There’s a misconception that you must have an Integrated Project Delivery (IPD) contract to engage key players at an early stage, but it isn’t accurate. In fact, it’s critical that we think of early involvement as a goal for every project, not exclusive to IPD.

This method has been particularly successful in a project that we recently began at Sierra Providence East Medical Center in El Paso, Texas.
Robins & Morton completed a tower for Sierra Providence East in 2014, leaving a shelled space for future growth. In 2020, Tenet Health – owner and operator of Sierra Providence East – decided it was time to build out that space. Although originally planned for a fall start, the project was pushed, but when the project was ready to begin at the beginning of 2021, it ramped up quickly.

Sierra Providence East needs the third-floor shell space with 30 new medical/surgical beds to open in January 2022. We knew construction alone would take ten full months, so we had to condense the preliminary stages – design and contractor selection.

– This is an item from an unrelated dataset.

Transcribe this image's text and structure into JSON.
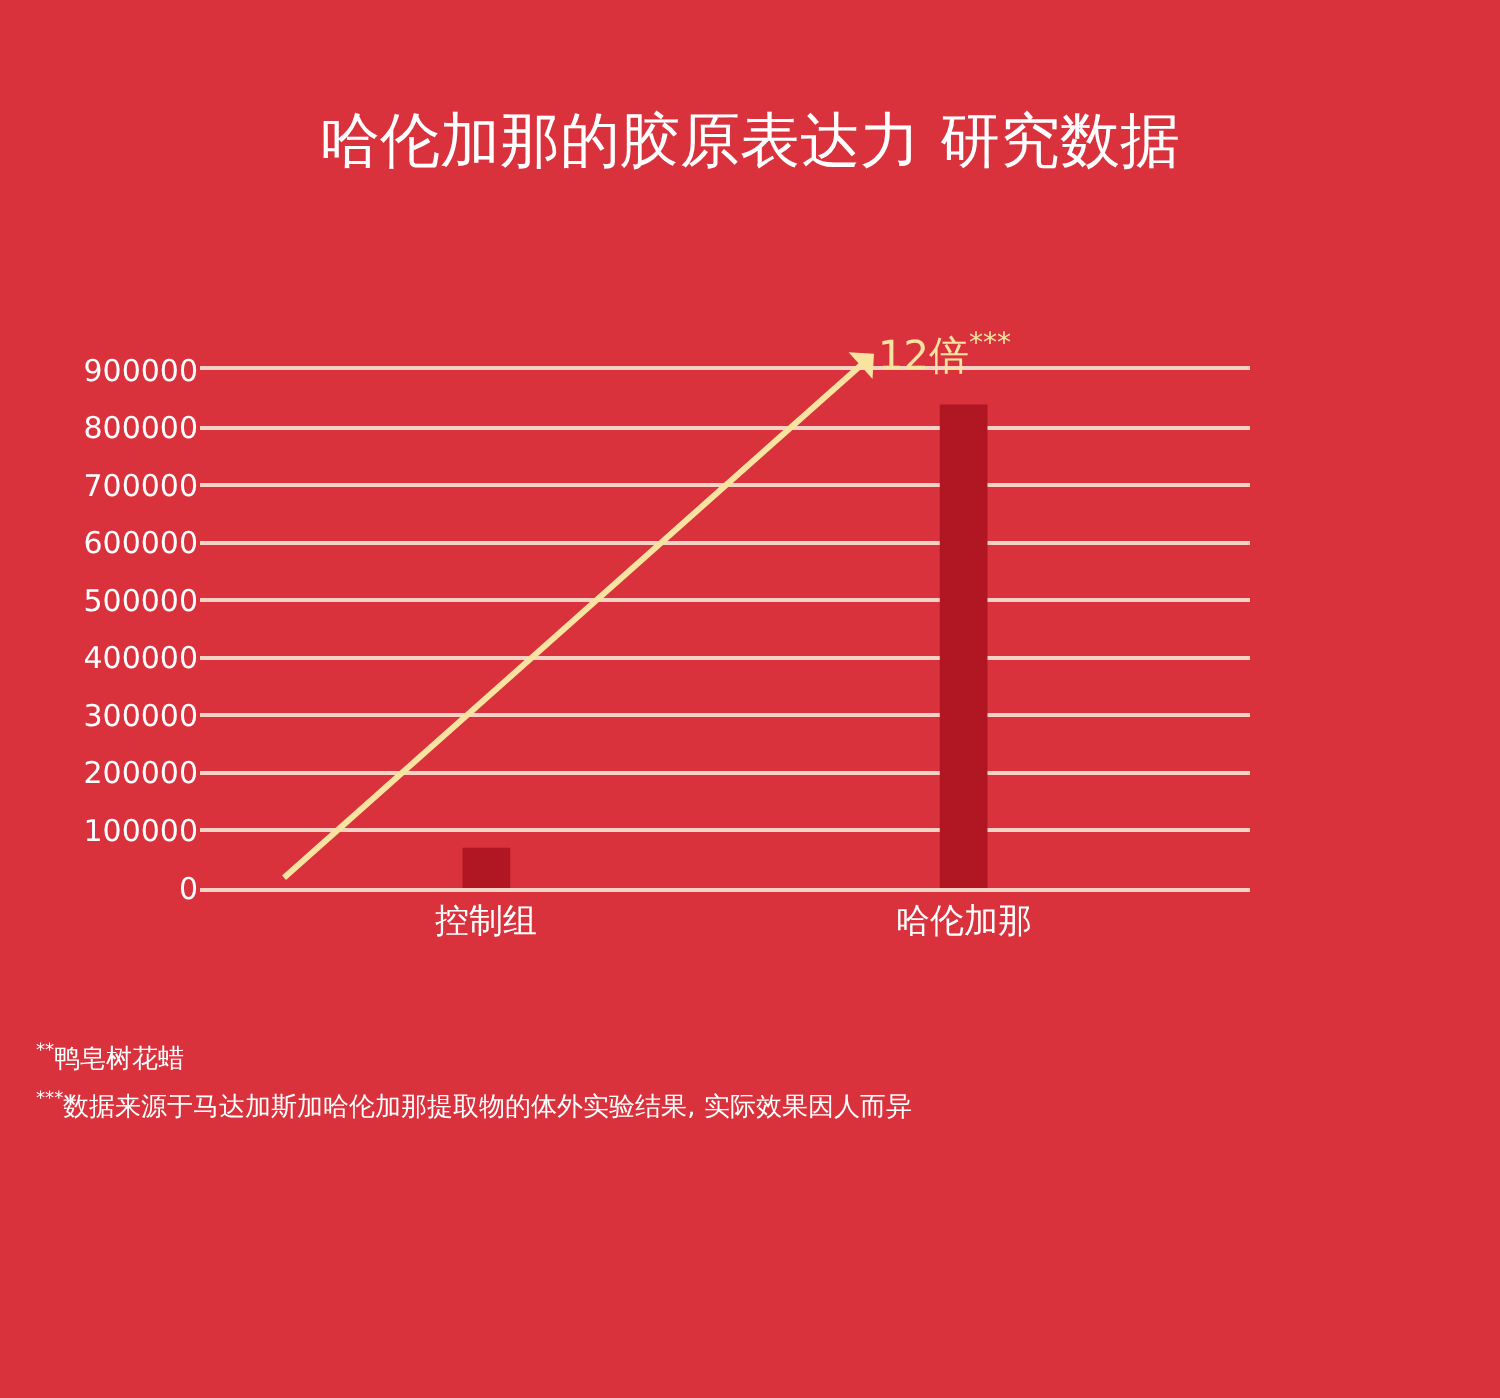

With the project’s release in January, we moved quickly, working as one unit with the design team – SBL Architecture. By mid-February, we’d selected the trade contractors. As of the first of March, we received our construction documents and began to mobilize construction within two weeks.

This alone reduced the trade contractor selection and onboarding process from a typical four-to-six-week time frame to only two weeks.
Further, we’ve benefited from early, collaborative logistical planning, since the shelled space is on the third floor of an operational hospital. Multiple trades – such as the mechanical, electrical, fire-sprinkler, and casework contractors and door vendor – have already been involved in the design and the project has seen success in procuring long-lead-time materials.

Although every project has its own specific needs, this is a way we can improve the seamless transition from design and preconstruction to the construction phase. Eliminating unnecessary road blocks and challenges in the field begins with ensuring the right team members are at the table while decisions are made.

If we continue to look for ways to improve the construction process – namely, increasing speed to market – we’ll see results when we recognize the knowledge that each member of a construction team brings and how it can be used to reinvent our processes.